Да и обокрали старшины казаков в походе. Казну войсковую переполовинили, провиант на сторону продали.
– Что-то мне сдается, что разойдутся казаки по куреням молчком и обид своих не выкажут, – заговорил Никита.
– Э, нет! Потребуем, чтоб нам наше вернули – деньги, провиант.
– Правильно, Дикун! Верно говоришь! – поддержало несколько казаков. – Если промолчим сейчас, то когда же свое потребуем? Под лежачий камень и вода не подтекает…
Шли Дикун и его товарищи и не чуяли, что почти в эти же часы в войсковом правлении уже решилась их судьба.
Прибывший в крепость двумя днями раньше Чернышев оговорил их перед начальством, и Кордовский, замещавший отбывшего на Тамань Котляревского, передал ему указание наказного при удобном случае арестовать возмутителей.
Андрей выехал на ярмарку с вечера. Лошадь шла неторопливо, и он не подгонял ее.
«Все одно к утру поспею», – думал Коваль.
Ярмарка открывалась у Екатеринодарской крепости.
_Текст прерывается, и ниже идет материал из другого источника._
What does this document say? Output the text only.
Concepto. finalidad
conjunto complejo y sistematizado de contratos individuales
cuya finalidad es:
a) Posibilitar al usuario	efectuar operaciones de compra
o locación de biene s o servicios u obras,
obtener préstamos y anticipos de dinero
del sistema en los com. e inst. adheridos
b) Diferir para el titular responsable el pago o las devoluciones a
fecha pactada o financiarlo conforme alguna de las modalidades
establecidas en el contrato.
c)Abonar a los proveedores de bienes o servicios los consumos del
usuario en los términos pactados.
В ящике, укрепленном позади хода, позванивали на ухабах косы-литовки да вилы – товар, изготовленный Андреем для продажи.
Над степью сгущались сумерки. Зажглись первые звезды. Андрей, разминая затекшие ноги, пошел рядом с ходом. Коренастый, широкоплечий, он шагал не торопясь, вразвалку, расстегнув ворот вышитой сорочки.
Катерино, Катерино,Що ж ти наробила?Степ широкий, край веселый,Тай занапастила! —расстилался его ровный голос в сонной тишине степи. Терпко и густо пахло иссушенными солнцем травами.
Тридцать девятое лето встречал Андрей. Семья у него – он да жена. Вместе пришли на Кубань, вместе заново и хозяйством начали обзаводиться. Вместе и радость и горе делили.
Трудились они не покладая рук. А достатка не было. Все больше в жизни горьких дней. Вот и в этот год, с того памятного схода, меньше стало у него работы. Забыли дорогу к его кузнице все станичные богатеи. Если что и требовалось сделать, возили в Усть-Лабу. А беднота, известно, плохие заказчики, бедняку кузница редко требуется. Но Коваль духом не упал, руки у него золотые. Наделал кос и вил, часть проезжему черкесу продал, а часть теперь на ярмарку вез.